Cette forte exposition aux combustibles fossiles est une preuve supplémentaire que les banques européennes ne parviennent pas à s’aligner sur les objectifs climatiques. Ce que nos recherches révèlent de nouveau, c’est que cette incapacité représente un risque pour la stabilité du système financier.

Les actifs fossiles constituent un problème pour la stabilité des banques

Les banques sont tenues légalement de conserver une certaine somme d’argent en réserve – appelée fonds propres – pour absorber la perte de valeur potentielle de leurs actifs. Le « Common Equity Tier 1 » des banques est le type de fonds propres le plus facilement utilisable pour absorber les pertes de valeur et qui est directement déterminé par l’évaluation du « risque » de chaque actif. En tant que tel, c’est le type de fonds propres qui a été utilisé dans ce rapport.

Il découle de l’inadéquation entre les plans de production d’énergies fossiles et les objectifs de l’Accord de Paris que les actifs liés aux énergies fossiles sont susceptibles de subir une baisse de valeur significative. Alors que 84 % des réserves explorées d’énergies fossiles devront rester inexploitées pour limiter la hausse des températures mondiales à 1,5 °C, les entreprises du secteur continuent d’investir dans de nouveaux projets d’énergies fossiles et ne prévoient pas de réduire sensiblement leur production. Les actifs fossiles deviendront tôt ou tard au moins partiellement « échoués », laissant aux institutions financières qui les détiennent des pertes importantes.

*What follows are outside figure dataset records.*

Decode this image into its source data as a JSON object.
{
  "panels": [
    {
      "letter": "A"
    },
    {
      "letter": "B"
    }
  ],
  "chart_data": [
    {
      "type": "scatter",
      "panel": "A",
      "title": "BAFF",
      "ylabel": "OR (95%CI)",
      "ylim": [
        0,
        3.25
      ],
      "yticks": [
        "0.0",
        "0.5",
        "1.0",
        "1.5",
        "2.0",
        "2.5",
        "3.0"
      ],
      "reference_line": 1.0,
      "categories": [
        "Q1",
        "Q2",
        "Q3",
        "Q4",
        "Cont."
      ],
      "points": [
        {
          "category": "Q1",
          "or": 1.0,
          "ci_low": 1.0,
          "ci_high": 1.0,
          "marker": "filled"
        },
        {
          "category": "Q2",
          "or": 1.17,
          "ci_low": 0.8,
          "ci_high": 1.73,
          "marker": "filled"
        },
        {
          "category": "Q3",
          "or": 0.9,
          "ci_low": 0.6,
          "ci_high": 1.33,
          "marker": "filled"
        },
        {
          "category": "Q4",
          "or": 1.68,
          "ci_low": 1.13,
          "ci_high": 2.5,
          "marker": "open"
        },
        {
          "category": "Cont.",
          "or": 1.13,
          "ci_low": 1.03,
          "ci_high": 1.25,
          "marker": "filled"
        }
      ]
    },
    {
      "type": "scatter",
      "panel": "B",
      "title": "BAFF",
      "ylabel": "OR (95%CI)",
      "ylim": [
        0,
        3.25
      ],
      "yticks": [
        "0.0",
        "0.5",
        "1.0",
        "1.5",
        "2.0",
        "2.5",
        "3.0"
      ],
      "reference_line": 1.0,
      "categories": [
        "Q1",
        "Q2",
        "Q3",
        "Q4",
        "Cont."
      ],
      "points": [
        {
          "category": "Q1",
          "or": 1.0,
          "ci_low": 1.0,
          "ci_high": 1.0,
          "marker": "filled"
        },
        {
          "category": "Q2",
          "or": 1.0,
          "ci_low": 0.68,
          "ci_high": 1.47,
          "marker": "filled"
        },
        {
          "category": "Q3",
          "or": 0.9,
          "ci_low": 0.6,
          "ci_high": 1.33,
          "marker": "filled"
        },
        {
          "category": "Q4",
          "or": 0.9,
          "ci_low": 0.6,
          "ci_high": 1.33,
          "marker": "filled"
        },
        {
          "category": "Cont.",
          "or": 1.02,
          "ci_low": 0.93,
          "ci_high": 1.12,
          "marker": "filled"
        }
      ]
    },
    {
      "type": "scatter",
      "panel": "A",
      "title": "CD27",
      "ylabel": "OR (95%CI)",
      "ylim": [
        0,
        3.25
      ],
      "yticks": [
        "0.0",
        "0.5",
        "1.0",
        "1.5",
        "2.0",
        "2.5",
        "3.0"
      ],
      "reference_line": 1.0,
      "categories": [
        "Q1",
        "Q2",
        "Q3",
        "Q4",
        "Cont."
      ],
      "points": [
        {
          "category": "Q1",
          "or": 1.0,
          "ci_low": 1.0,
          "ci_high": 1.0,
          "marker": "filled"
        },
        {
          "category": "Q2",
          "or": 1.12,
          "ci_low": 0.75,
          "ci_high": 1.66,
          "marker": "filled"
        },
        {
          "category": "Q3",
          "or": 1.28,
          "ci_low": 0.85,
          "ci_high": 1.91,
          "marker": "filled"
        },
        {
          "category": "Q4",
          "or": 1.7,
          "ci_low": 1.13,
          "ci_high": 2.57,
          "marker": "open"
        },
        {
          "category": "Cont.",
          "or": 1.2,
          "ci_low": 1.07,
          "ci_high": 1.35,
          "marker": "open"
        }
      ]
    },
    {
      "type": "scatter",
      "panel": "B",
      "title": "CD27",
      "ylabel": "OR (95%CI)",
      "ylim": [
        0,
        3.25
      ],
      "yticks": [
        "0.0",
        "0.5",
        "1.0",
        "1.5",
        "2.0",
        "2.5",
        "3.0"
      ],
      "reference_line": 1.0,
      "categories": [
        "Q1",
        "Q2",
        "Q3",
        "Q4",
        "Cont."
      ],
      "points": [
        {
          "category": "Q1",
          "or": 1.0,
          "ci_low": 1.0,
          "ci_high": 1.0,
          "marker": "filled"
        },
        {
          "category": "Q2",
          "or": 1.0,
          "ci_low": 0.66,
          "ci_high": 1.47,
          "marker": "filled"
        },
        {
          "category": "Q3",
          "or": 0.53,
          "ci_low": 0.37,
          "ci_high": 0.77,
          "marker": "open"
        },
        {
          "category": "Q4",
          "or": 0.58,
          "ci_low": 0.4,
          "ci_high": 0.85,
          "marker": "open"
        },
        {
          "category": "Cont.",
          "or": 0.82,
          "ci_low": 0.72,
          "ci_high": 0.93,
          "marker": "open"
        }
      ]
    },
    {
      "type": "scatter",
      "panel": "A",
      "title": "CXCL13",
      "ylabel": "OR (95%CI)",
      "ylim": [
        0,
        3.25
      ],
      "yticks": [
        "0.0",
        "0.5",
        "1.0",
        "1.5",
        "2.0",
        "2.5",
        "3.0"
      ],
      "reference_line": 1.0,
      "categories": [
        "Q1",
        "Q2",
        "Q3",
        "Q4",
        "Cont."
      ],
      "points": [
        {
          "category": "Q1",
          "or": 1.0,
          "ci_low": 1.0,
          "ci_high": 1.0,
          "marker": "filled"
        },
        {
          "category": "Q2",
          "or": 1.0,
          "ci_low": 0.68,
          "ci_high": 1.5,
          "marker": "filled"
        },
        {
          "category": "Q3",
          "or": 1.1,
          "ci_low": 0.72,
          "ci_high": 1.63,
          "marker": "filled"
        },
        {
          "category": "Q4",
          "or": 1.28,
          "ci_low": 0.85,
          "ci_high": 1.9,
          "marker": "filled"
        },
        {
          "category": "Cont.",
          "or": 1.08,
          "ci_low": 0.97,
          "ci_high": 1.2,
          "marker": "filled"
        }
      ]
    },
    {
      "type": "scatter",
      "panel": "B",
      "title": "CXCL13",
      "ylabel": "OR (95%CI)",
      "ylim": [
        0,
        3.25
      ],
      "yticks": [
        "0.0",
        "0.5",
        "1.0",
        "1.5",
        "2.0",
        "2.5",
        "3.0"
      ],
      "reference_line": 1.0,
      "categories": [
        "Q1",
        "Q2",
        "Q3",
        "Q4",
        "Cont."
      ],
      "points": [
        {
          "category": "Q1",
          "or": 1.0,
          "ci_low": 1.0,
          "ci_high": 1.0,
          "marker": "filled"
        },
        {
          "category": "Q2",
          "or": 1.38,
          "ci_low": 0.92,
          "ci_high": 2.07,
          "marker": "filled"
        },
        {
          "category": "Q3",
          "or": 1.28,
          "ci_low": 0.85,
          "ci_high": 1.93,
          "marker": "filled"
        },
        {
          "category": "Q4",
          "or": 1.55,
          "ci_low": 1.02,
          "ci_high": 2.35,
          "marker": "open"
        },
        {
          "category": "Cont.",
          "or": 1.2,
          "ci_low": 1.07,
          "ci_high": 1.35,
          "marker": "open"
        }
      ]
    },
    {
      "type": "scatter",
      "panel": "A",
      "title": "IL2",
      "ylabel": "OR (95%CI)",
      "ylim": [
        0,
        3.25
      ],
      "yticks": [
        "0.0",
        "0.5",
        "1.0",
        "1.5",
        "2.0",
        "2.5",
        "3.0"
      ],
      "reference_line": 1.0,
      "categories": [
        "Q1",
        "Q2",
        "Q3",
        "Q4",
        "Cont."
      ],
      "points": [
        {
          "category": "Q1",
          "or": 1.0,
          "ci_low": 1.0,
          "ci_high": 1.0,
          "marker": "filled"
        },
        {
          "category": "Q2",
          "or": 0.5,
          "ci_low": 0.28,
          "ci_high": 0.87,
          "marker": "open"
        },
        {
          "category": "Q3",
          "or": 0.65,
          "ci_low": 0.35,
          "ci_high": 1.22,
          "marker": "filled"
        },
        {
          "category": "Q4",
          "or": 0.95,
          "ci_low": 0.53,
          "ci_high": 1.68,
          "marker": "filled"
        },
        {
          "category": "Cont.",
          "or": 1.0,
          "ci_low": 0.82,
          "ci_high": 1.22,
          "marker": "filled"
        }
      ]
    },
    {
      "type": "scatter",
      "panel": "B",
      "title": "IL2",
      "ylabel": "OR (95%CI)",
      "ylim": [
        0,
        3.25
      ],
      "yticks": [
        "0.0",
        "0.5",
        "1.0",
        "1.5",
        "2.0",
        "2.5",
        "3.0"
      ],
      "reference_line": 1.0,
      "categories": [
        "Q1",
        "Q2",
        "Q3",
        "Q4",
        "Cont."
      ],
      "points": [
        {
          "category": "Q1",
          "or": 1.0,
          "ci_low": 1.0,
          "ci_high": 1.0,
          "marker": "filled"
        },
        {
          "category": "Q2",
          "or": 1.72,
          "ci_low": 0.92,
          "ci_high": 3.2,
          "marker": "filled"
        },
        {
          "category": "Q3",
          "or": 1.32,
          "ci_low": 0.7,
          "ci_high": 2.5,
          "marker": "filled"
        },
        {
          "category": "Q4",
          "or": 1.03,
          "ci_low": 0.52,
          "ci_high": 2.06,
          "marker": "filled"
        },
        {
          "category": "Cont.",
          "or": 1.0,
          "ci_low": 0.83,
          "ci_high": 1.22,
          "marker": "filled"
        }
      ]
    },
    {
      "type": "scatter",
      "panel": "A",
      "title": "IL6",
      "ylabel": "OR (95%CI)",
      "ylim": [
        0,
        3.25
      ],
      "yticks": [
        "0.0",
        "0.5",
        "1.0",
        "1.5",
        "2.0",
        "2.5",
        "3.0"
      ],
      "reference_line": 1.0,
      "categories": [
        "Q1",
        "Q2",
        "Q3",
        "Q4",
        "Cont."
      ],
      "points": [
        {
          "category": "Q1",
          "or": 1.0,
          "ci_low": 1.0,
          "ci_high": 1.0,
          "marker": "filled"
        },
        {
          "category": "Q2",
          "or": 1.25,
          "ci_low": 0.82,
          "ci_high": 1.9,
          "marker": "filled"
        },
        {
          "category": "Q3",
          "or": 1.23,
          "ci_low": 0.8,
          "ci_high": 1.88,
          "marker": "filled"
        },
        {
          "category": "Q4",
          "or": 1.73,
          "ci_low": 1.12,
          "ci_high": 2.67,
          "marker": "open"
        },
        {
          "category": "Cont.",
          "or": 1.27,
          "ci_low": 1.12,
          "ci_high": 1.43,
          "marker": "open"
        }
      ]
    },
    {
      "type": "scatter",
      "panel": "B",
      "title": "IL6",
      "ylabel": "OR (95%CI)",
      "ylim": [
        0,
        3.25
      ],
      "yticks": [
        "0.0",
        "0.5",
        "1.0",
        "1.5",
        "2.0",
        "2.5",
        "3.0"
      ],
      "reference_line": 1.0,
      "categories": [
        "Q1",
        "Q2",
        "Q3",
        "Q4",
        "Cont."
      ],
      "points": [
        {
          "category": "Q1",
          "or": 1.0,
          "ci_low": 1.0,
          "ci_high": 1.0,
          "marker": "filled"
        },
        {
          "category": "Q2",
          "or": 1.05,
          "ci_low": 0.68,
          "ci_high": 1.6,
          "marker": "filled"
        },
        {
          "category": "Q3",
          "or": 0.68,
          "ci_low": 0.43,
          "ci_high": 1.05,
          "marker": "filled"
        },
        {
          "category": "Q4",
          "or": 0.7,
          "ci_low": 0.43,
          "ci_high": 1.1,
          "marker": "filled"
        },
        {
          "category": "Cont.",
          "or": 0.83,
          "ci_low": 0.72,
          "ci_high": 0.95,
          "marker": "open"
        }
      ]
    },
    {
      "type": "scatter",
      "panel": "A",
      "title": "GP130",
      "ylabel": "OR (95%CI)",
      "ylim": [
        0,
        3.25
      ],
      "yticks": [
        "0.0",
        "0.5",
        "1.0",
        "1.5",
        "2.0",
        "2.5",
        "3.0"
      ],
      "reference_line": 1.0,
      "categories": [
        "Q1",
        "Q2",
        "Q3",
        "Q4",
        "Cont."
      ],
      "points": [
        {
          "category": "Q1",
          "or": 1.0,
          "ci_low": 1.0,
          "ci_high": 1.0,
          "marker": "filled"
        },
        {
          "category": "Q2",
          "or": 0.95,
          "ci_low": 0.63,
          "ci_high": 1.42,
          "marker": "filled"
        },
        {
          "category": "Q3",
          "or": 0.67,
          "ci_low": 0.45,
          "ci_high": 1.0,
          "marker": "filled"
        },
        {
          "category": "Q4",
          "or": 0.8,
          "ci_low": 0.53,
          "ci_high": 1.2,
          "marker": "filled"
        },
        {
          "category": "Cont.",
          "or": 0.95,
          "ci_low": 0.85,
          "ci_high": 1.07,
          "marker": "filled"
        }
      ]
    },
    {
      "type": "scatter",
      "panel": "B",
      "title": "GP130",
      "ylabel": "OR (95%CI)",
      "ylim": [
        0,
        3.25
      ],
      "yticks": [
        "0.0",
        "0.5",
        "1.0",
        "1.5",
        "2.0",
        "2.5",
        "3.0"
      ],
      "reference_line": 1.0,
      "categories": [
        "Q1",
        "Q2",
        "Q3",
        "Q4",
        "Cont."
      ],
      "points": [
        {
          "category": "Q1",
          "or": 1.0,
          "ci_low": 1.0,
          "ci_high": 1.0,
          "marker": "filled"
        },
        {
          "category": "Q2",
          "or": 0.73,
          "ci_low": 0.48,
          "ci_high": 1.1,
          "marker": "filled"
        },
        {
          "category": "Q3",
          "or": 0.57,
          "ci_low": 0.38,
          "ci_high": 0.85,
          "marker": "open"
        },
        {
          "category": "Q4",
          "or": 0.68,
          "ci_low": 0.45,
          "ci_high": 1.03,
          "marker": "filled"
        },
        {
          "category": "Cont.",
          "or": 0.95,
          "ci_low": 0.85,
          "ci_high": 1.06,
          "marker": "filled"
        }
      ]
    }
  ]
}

Cependant, le stock d’actifs fossiles identifié dans ce rapport représente 95 % du total des fonds propres des banques européennes étudiées. Les actifs liés aux énergies fossiles représentent une proportion très importante des fonds propres de toutes les banques étudiées, allant de 68% pour Santander à 131% pour le Crédit Agricole. Cela signifie qu’en cas de transition verte rapide, où les actifs liés aux énergies fossiles perdraient beaucoup de valeur en peu de temps, les fonds propres des banques pourraient être sévèrement affectés. Par exemple, si les actifs liés aux combustibles fossiles perdaient 80 % de leur valeur, le Crédit Agricole et la Société Générale n’auraient pas suffisamment de fonds propres pour couvrir leurs pertes et les fonds propres des banques allemandes Deutsche Bank et Commerzbank seraient presque épuisés.

Bien qu’ayant sur le papier certaines des politiques sectorielles fossiles les plus restrictives – comme analysé dans le Coal Policy Tool et Scan de la Finance Fossile -, les banques françaises ne sont pas mieux préparées ou moins exposées. En fait, BNP Paribas, la Société Générale, le Crédit Agricole et BPCE détiennent un total de 260 milliards d’euros d’actifs liés aux combustibles fossiles, ce qui équivaut à 106 % de leurs fonds propres.

Une crise imminente?

Les conclusions résumées ci-dessus ne suffisent pas à dire qu’une crise financière arrive. La probabilité d’assister à une chute rapide et importante de la valeur de tous les actifs fossiles qui déclencherait des faillites est limitée, et les banques pourraient s’appuyer sur plusieurs autres mécanismes pour absorber au moins partiellement leurs pertes.

Pourtant, ces résultats montrent clairement que les institutions financières et la réglementation financière ne parviennent pas à intégrer le risque lié aux énergies fossiles. Ils montrent que les banques européennes sont surexposées aux actifs fossiles et ne sont pas préparées aux risques qu’ils représentent, et donc qu’une action immédiate est nécessaire pour permettre la transition et assurer la stabilité financière.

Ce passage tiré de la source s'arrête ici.